Pria dan wanita yang menyelinap keluar dari gedung dansa bersama-sama biasanya berselingkuh. Mereka akan menikmatinya secara diam-diam di balkon yang sepi, di sudut-sudut taman yang gelap, atau di ruang tamu.
Rasanya lebih mendebarkan kalau melakukannya di tempat terbuka, dengan risiko tertangkap.
“Mereka mengatakan hukum pelestarian berlaku di mana-mana.”
Colin yang sedari tadi memalingkan muka sambil mendecak lidah, menoleh lagi ketika merasakan ada yang aneh.
Aroma yang tak asing baginya, seolah pernah tercium di suatu tempat sebelumnya, bercampur dengan aroma bunga yang sedang mekar, sensasi halus menjalar ke tulang punggungnya.

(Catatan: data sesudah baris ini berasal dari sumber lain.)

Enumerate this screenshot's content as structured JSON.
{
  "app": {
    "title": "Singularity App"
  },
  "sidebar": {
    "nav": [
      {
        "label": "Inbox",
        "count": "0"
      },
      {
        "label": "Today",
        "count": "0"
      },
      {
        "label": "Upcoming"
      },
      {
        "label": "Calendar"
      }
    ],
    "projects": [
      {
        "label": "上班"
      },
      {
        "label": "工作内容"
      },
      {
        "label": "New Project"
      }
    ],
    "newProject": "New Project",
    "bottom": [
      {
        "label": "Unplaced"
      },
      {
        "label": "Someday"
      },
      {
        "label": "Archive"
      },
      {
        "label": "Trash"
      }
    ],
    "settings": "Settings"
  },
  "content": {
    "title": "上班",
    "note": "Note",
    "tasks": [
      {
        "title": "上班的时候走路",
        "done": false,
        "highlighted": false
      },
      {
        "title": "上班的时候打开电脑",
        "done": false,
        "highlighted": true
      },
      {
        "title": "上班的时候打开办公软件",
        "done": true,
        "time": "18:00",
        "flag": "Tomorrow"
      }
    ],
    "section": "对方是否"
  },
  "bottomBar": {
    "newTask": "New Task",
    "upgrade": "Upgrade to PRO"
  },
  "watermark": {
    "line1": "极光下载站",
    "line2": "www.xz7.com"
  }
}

Rasa geli itu adalah peringatan putus asa dalam hidupnya. Biasanya pada saat-saat seperti ini, sebutir peluru akan menyerempet sisi lehernya.
Colin mulai mengikuti mereka, langkah kakinya tak bersuara, kecurigaannya menjadi pasti saat ia semakin dekat.
Alih-alih erangan pria dan wanita, suara perkelahian pun semakin keras.